Moderate = 50% ≤ FEV₁ < 80%; Severe: 30% ≤ FEV₁ < 50%; Very Severe: FEV₁ < 30%

Abbreviations: GOLD = Global Initiative for Chronic Obstructive Lung Disease; FEV₁ = Forced expiratory volume in 1 second

Phase II Prototype & Protocol Feasibility

Table 4 shows the completion rates of the prototype EPIC components. Overall, patient and family caregiver participants completed 100% of the nurse coach CYC sessions (six for patients and four for family caregivers) and also completed 100% of the follow-up calls at one-month. All participants completed Advance Directives, viewed the DVD on advance care planning, and attended an in-person palliative and supportive care clinic appointment (Table 4). Patient participants completed their six CYC telephone sessions in 50±7 days on average, and family caregivers completed their four CYC sessions in 46±13 days.
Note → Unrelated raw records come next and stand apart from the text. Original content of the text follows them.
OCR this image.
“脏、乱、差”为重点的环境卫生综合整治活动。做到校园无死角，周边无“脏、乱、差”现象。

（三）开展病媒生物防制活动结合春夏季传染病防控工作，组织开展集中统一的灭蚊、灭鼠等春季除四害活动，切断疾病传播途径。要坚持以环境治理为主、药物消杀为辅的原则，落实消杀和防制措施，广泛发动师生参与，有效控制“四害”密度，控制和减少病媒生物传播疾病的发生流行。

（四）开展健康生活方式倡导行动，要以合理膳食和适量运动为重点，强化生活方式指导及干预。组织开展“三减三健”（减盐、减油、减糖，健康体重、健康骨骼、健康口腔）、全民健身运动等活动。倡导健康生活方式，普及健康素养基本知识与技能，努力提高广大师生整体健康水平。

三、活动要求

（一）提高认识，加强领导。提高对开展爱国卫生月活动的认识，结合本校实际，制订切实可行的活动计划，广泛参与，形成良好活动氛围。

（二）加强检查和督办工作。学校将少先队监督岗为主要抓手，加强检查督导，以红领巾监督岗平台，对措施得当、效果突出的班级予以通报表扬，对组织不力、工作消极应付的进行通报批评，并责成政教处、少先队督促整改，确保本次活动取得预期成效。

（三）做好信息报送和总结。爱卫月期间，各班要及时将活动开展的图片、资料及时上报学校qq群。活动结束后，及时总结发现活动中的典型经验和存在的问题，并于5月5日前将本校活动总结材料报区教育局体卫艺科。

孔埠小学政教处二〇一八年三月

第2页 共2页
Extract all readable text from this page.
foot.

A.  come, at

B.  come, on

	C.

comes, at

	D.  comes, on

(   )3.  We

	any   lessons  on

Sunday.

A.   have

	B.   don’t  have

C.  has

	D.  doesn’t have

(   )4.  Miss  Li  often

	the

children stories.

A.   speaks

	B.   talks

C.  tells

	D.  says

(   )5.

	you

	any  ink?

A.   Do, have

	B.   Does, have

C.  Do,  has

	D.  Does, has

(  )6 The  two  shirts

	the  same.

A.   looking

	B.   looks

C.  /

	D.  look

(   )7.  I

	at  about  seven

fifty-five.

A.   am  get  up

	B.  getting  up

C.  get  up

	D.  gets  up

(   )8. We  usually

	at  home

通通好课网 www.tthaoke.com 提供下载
The average time for patient-family caregiver dyads to attend the in-person palliative and supportive care clinic appointment was 66±44 days from beginning the intervention. Patient participants completed 100% of the monthly data collection sessions (n=20 of 20 total sessions for all patient participants), while family caregivers completed 90% of these sessions (n=18 of 20 total sessions for all family caregiver participants). Figure 4 shows the pre-session distress screening scores over the six CYC sessions for patient participants. Four patient participants had high levels of distress (≥3) at the beginning of each CYC session, and distress was highly variable over time. Exemplary quotes from the field notes collected by nurse coaches at their final CYC session with participants are presented in Table 5. All patient and family caregiver participants supported the intervention, valued their time with nurse coaches, and described ways that they gained better illness understanding and prognostic awareness.

Table 4.

Phase II Summative Evaluation (EPIC Prototype Feasibility) (n=10)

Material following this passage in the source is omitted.